Mag sein, dass im Bezugsjahr 1996 das MÄE auch schon gerissen war, aber offensichtlich hat zu dem Zeitpunkt niemand geklagt.

Hallo Clarion, hier möchte ich dir kurz widersprechen:
 
Auch in den 90er Jahren haben vermutlich ein paar Beamte gegen ihre Besoldung geklagt. ABER: Damals war der "weite Gestaltungsspielraum" der Gesetzgeber eben noch deutlich weiter als heute. Es galt unter anderem weder das zwischenzeitlich eingeführte Mindestabstandsgebot (15% über der Grundsicherung) noch die neue Mindestbesoldungs-Prekaritätsschwelle (184% des MÄE). Somit dürften die damaligen Kläger aufgrund der damaligen Vorgaben des BVerfG vermutlich keinen Erfolg gehabt haben.
 
Nach heutigen Maßstäben war hingegen höchstwahrscheinlich auch bereits die 1996er Besoldung zu niedrig.
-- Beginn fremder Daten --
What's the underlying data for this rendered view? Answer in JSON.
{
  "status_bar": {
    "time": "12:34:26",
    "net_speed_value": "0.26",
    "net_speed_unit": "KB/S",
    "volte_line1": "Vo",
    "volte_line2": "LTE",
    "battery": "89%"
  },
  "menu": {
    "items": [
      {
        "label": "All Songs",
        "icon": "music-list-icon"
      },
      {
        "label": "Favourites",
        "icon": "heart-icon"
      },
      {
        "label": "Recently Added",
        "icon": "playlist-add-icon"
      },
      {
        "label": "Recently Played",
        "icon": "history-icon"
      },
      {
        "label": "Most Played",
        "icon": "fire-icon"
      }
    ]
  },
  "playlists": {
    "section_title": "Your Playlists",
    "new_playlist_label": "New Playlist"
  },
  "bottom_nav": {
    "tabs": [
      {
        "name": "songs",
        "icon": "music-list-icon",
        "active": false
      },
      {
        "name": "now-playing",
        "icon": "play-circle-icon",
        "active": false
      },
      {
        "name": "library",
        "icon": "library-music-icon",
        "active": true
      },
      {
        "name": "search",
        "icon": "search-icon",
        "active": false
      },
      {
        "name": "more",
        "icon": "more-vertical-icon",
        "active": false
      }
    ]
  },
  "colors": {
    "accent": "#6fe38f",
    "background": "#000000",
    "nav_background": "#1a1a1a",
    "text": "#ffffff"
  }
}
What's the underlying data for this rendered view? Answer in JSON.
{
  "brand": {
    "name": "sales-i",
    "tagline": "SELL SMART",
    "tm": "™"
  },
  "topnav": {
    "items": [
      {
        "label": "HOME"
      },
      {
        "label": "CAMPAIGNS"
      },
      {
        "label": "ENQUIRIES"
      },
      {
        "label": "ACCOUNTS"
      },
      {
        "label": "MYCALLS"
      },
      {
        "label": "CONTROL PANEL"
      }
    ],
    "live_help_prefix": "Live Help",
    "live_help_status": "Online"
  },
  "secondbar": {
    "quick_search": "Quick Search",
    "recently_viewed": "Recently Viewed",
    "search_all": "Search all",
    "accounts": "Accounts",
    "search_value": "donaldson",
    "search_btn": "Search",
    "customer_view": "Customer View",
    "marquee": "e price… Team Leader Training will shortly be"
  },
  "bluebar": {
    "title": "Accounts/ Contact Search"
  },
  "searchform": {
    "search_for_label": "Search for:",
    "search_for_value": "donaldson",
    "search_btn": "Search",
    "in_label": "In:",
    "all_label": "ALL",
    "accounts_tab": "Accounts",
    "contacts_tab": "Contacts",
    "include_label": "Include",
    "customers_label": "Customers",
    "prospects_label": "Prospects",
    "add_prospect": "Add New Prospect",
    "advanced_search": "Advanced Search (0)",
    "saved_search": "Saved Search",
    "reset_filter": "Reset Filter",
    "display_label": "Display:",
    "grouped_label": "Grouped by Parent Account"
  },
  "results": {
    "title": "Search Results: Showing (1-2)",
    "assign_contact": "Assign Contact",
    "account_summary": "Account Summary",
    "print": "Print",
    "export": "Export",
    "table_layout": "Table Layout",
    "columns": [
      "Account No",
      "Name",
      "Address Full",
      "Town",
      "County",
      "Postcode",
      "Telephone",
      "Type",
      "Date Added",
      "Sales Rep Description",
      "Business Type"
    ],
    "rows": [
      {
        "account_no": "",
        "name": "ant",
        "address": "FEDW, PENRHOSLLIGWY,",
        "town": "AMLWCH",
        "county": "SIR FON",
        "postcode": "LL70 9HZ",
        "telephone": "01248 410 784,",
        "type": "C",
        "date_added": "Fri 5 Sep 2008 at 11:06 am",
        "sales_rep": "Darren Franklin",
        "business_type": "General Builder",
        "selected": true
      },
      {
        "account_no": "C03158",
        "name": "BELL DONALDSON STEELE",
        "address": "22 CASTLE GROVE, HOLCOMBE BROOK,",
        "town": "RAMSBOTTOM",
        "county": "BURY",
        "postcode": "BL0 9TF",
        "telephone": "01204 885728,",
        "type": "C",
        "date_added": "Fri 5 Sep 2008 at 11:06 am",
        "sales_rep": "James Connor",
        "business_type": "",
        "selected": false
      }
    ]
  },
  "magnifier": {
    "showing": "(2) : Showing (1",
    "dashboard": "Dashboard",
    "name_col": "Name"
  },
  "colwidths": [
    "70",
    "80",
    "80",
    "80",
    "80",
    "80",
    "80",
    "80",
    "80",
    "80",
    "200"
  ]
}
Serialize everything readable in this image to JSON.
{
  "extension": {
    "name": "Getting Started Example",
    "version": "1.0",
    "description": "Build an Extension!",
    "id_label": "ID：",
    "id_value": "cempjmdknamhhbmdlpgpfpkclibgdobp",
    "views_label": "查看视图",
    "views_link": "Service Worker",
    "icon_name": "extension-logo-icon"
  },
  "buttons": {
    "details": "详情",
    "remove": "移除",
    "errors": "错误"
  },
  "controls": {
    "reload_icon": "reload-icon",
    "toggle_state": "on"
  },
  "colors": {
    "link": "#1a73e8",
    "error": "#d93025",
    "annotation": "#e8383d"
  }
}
Und ja, die Besoldung des Jahres 1996 ist für sich betrachtet natürlich längst Geschichte und somit "vergossene Milch".
 
 
ABER: Eine Fortschreibungsprüfung, die auf einer mutmaßlich verfassungswidrigen Besoldung des Jahres 1996 aufbaut, könnte gegebenenfalls durchaus kritisch hinterfragt werden. Denn nochmals: Die Werte des Basisjahres haben eine immense Bedeutung für ALLE Indizes in ALLEN Jahren!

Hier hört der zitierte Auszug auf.